I refer to AQIS itself. I want to give some figures and I want to ask what is the state of play in AQIS at the present time. As of a few months ago, there were 1,654 meat inspectors, of whom 1,249 are actually engaged in inspection services at a particular time. That means there are always 405 inspectors, or 25 per cent, not engaged in inspection. Of this number, 87 inspectors are deemed to be surplus to requirements. It is estimated that a further 155 will become surplus within the next two years. On top of that, there are 162 inspectors to provide relief for those on holidays, sick leave, et cetera. To cover the cost of these inspectors who do not earn a direct recovery from the industry, a figure of $14,200 is loaded to every working inspector.

I would also like the latest state of play on a second piece of information--that there were 63 inspectors stationed in towns which no longer had abattoirs. It has taken a while to come out, but in the Senate Estimates we were told that 45 of those refused transfers to somewhere where there was work; there were 18 in New South Wales and 27 in Victoria. Why were they still put on the payroll when they refused to be transferred? Despite the Department earlier admitting that it had surplus inspectors and that some inspectors were accepting redundancy packages, while others were refusing transfers, AQIS has recruited an additional 14 inspectors in the last 12 months. That is on top of those who are already considered to be surplus.

On checking out further information on the 63 inspectors, we were told that the travelling allowance for these inspectors amounted to $811,621 in 1989-90 because they had to travel further to any abattoir. For example, some Bendigo inspectors have told me personally that they have been to Geraldton in Western Australia. Yet, in the Senate, we were told that Bendigo inspectors only did jobs locally because there are a lot of local service abattoirs. Somebody is not telling all of the story.

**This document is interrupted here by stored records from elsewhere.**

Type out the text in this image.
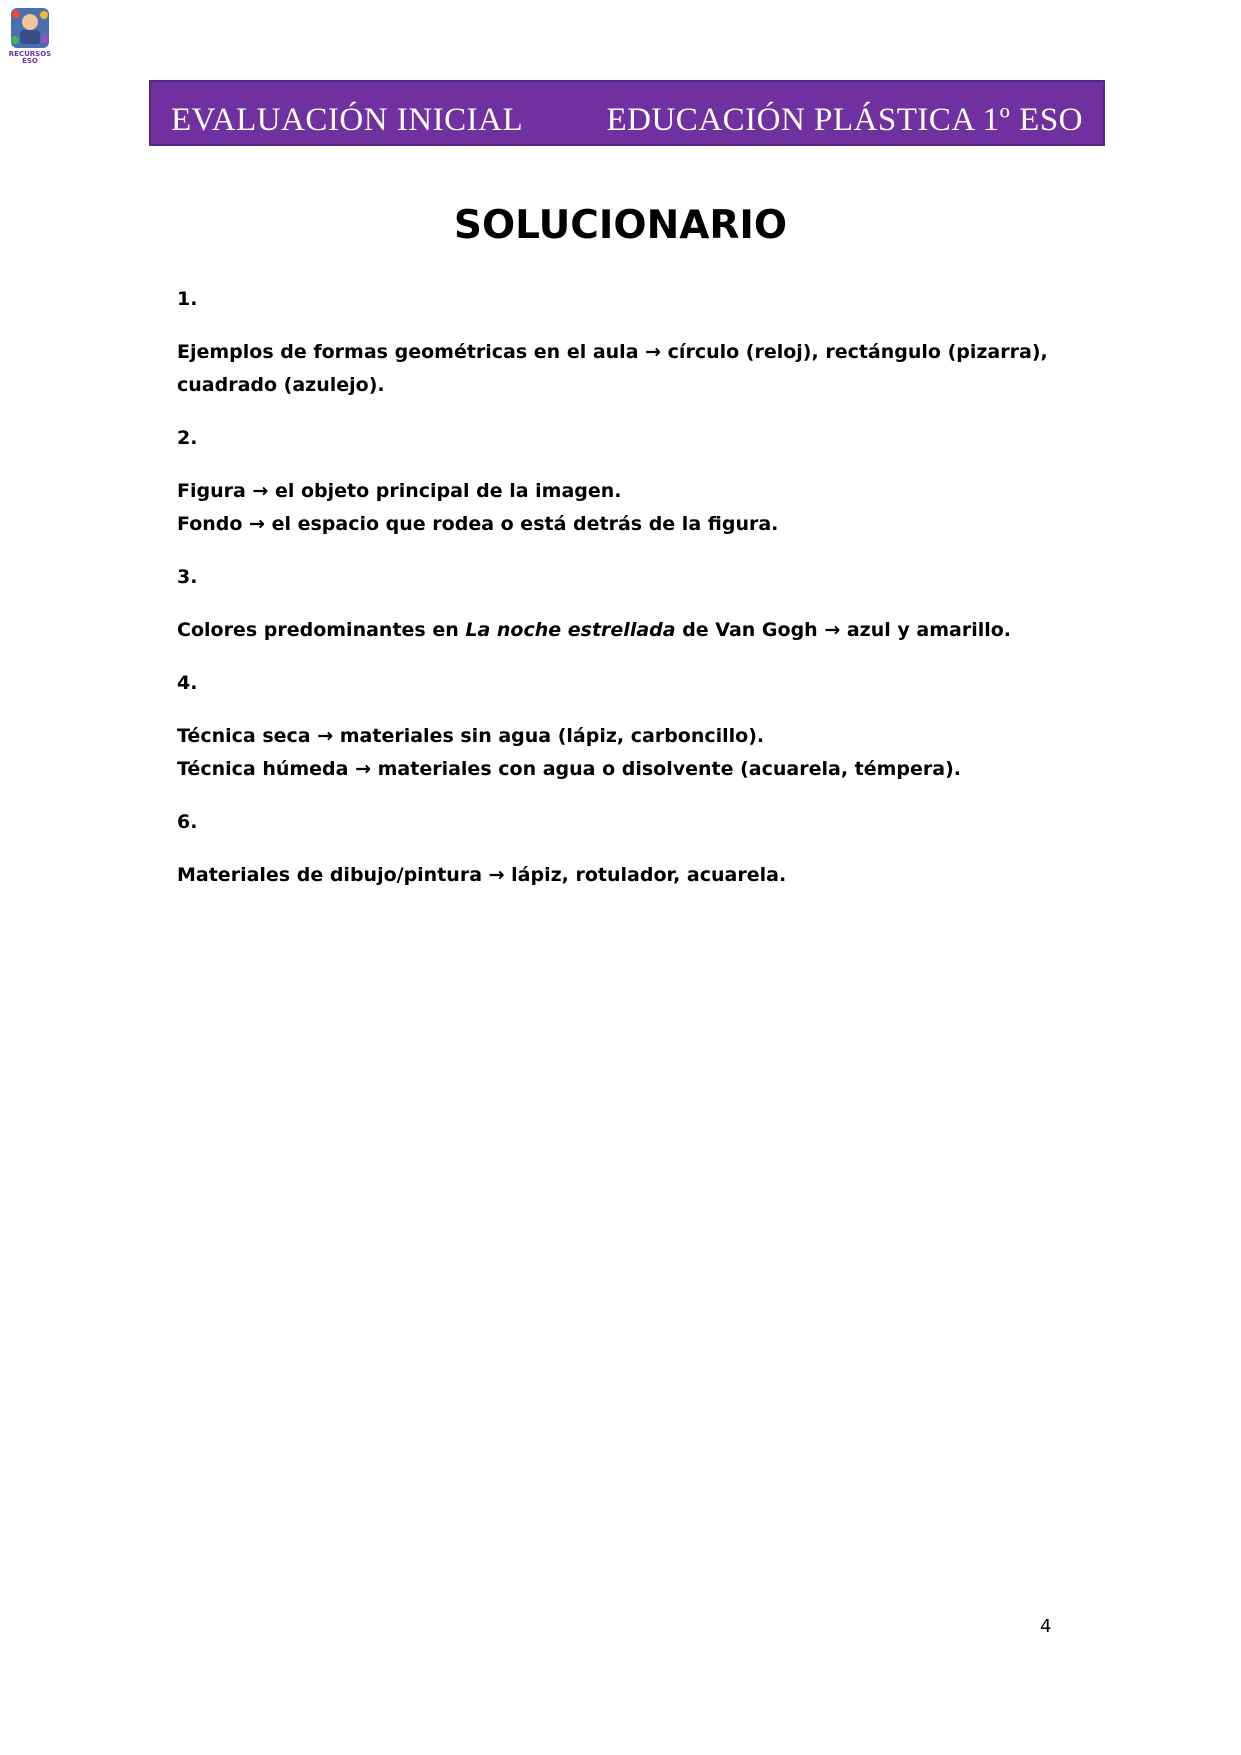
RECURSOS
ESO
EVALUACIÓN INICIAL	EDUCACIÓN PLÁSTICA 1º ESO
SOLUCIONARIO

1.

Ejemplos de formas geométricas en el aula → círculo (reloj), rectángulo (pizarra), cuadrado (azulejo).

2.

Figura → el objeto principal de la imagen.
Fondo → el espacio que rodea o está detrás de la figura.

3.

Colores predominantes en La noche estrellada de Van Gogh → azul y amarillo.

4.

Técnica seca → materiales sin agua (lápiz, carboncillo).
Técnica húmeda → materiales con agua o disolvente (acuarela, témpera).

6.

Materiales de dibujo/pintura → lápiz, rotulador, acuarela.

4
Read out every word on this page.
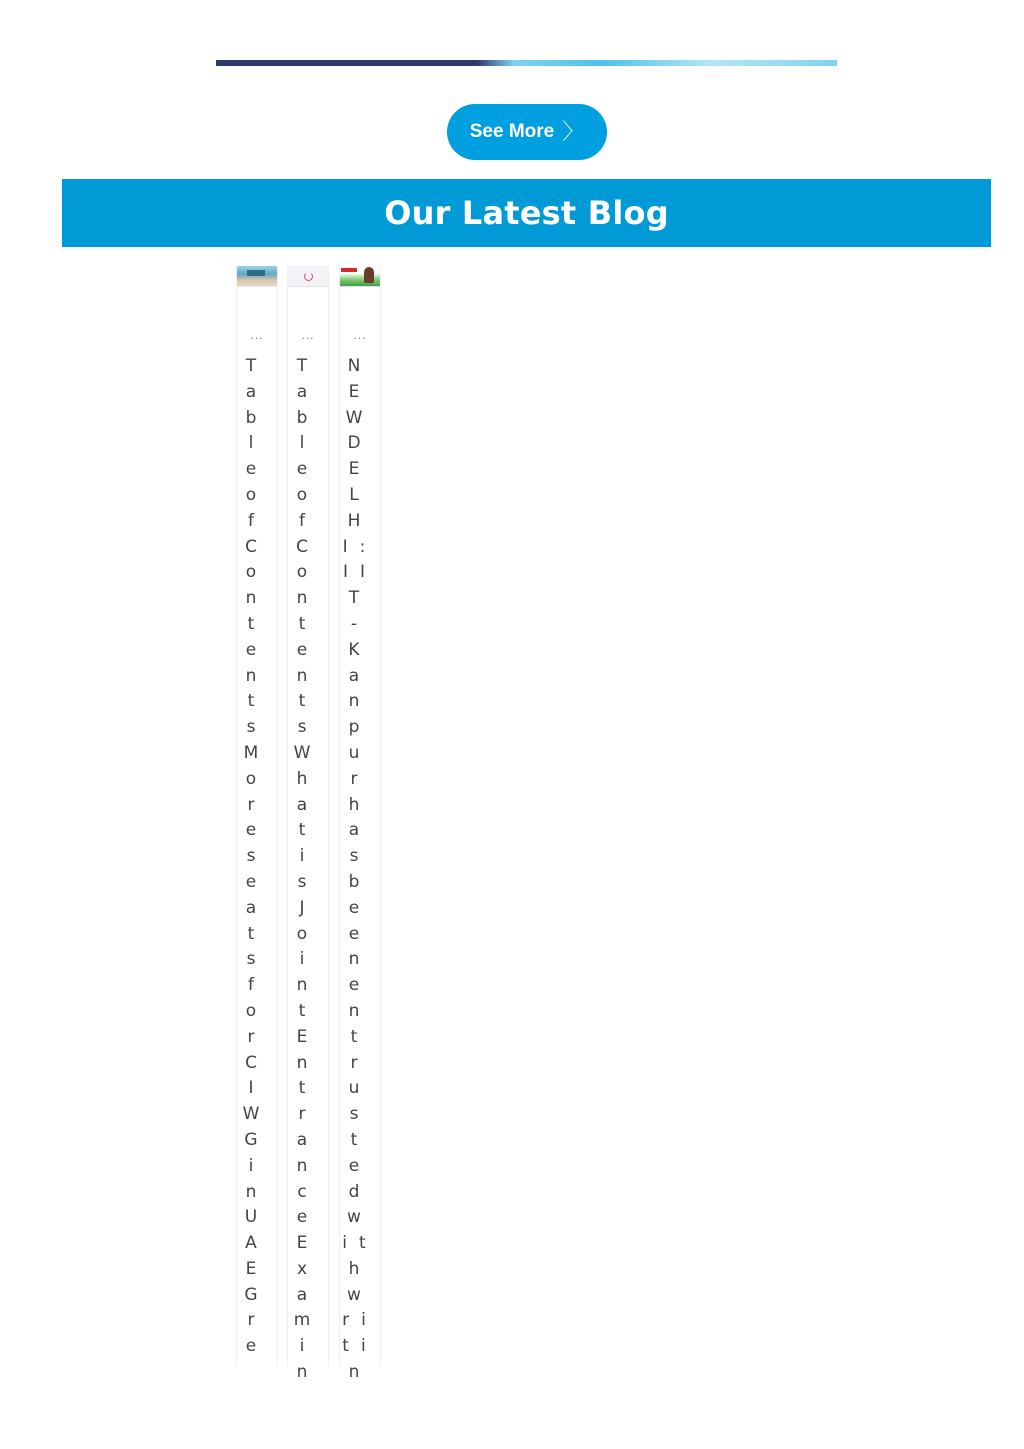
See More 〉
Our Latest Blog
...
Table of Contents More seats for CIWG in UAE Gre
...
Table of Contents What is Joint Entrance Examin
...
NEW DELHI: IIT-Kanpur has been entrusted with writin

We want to know what is the situation with those inspectors now? On figures also provided by the Department, they were working about half time. When we have a 100 per cent cost recovery on farmers who have no say in how that money is spent, and at a time of reducing prices, it is obviously and simply not good enough. I sincerely ask to be advised of the actual number of AQIS inspectors at the present time.

In addition, the fishing industry, where some progress has been made, I believe, was told it would get significant reductions because there would no longer be on-line inspectors and there would be flexibility. That has not occurred, because the number of people at the regional and head office level has not been reduced in any way.

Is this particular problem of AQIS being overcome? It is one thing for me and others to knock the actual meat inspectors but, after all, they--or the majority of them--are working. They are being paid about $34,000, but they are being charged out at $68,000, and unless the dead weight in the regional office and head office is reduced, nothing is really being achieved. So I would certainly like to know what the position is with that, and also with the Australian Fisheries Service and whether, in spite of this increasing Budget, we are going to be burdened with more consultants this year.